Le développement durable

L’Autorité veut faire du développement du durable un point essentiel de son action. Elle intègrera le groupe de réflexion sur les défis posés par le réchauffement climatique composé de l’AMF, du CSA, de l’ARCEP, de la CNIL, d’Hadopi, de l’ART, de la CRE et de l’Arjel [4].

Cette collaboration permettra aux différentes autorités de régulation de mobiliser leurs leviers d’intervention face aux enjeux climatiques, de renforcer l’incitation des entreprises et la bonne information du public.

En parallèle, l’Autorité s’engage à détecter et sanctionner les pratiques qui restreignent la concurrence, qui porteraient atteinte à la protection de l’environnement et à l’intérêt du consommateur. L’Autorité a déjà par le passé sanctionné ce type de pratiques avec la décision relative au cartels des sols en PVC et linoléums[5].

Elle s’attachera également à étendre les échanges en matière de développement durable à l’échelle internationale et européenne dans le cadre notamment du réseau international de concurrence.

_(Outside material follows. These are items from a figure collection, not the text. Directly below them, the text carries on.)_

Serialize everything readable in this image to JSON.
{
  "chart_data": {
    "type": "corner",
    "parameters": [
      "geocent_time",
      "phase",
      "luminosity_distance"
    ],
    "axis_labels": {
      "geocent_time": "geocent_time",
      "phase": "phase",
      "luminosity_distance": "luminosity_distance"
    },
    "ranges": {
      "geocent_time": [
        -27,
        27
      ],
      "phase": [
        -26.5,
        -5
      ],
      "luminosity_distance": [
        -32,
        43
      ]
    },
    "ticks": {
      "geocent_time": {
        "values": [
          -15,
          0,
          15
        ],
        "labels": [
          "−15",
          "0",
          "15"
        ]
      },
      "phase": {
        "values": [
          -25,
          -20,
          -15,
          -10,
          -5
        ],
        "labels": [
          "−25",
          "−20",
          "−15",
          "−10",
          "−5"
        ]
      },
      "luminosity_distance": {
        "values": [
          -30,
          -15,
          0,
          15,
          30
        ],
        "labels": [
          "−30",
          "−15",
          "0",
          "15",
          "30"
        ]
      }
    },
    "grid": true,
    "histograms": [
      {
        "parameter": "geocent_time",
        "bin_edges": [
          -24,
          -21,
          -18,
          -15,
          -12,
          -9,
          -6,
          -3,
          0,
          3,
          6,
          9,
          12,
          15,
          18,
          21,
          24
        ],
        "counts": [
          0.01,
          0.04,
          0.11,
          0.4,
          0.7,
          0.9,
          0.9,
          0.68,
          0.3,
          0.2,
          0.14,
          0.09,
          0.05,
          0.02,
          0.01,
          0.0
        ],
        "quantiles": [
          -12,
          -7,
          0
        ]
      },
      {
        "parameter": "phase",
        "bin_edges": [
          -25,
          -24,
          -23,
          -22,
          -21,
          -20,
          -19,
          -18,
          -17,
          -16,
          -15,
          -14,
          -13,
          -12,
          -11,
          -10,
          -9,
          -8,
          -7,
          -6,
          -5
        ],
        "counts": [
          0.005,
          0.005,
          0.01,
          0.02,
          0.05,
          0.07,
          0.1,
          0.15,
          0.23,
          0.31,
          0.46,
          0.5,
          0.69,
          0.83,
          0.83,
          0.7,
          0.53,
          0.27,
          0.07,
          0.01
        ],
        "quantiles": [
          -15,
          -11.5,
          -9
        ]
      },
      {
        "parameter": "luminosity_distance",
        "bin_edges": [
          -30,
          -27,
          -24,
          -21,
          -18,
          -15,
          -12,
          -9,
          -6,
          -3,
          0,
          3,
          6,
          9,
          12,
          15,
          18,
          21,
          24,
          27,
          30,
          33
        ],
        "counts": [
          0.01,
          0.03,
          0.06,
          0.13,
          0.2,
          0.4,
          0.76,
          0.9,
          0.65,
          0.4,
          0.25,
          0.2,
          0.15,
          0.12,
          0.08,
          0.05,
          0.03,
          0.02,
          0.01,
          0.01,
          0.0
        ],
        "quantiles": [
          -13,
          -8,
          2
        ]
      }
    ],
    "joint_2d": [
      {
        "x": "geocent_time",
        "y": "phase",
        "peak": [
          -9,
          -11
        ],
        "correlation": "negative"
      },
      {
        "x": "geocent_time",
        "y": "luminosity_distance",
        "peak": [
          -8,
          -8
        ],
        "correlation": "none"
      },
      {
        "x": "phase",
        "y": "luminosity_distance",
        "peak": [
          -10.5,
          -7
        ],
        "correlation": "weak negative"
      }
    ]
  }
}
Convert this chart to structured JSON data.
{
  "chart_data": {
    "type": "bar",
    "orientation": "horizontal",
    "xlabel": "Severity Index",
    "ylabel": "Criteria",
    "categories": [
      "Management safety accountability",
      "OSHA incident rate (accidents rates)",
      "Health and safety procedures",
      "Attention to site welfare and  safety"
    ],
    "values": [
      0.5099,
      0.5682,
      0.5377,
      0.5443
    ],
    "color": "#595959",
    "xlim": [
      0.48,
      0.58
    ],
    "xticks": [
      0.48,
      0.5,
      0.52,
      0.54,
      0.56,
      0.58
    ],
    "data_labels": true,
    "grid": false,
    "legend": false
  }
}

La révision des lignes directrices concentration

Début 2020, l’Autorité adoptera des nouvelles lignes directrices relatives au contrôle des concentrations afin, notamment, de s’adapter aux évolutions liées à la numérisation de l’économie. En particulier, les pratiques d’acquisition de certains acteurs du marché dont les opérations sont inférieures aux seuils de notification, alors qu’une affectation de la concurrence est avérée (les « killer acquisitions »), seront davantage et mieux prises en compte.

Dans une démarche pédagogique, l’ADLC rendra accessible un Guide de la concurrence et une étude sur les engagements comportementaux en matière de concurrence. Ces deux documents auront pour objectifs d’expliciter les principes de base du droit de la concurrence et de sensibiliser les entreprises à l’action et aux méthodes de l’Autorité.

Les autres sujets dans l’agenda de l’Autorité pour 2020

L’Autorité animera une réflexion relative aux politiques de conformité à laquelle dirigeants et collaborateurs se joindront. Ce projet vise à sensibiliser un panel d’experts au risque de concurrence auquel les entreprises sont confrontées.

L’Autorité continuera ses travaux avec l’OCDE et l’International Competition Network (ICN) qui connaîtra une nouvelle avancée avec la mise en œuvre, en 2020, du nouvel outil sur l’équité procédurale en matière de procédure de concurrence.

L’Autorité, dans la ligne de son avis de 2019, restera particulièrement vigilante sur les sujets de concurrence en Outre-mer et devrait rendre plusieurs décisions à ce sujet en 2020. Un avis sur les problématiques concurrentielles de l’économie corse sera également rendu en 2020.

12 mois ne seront pas de trop pour un tel programme.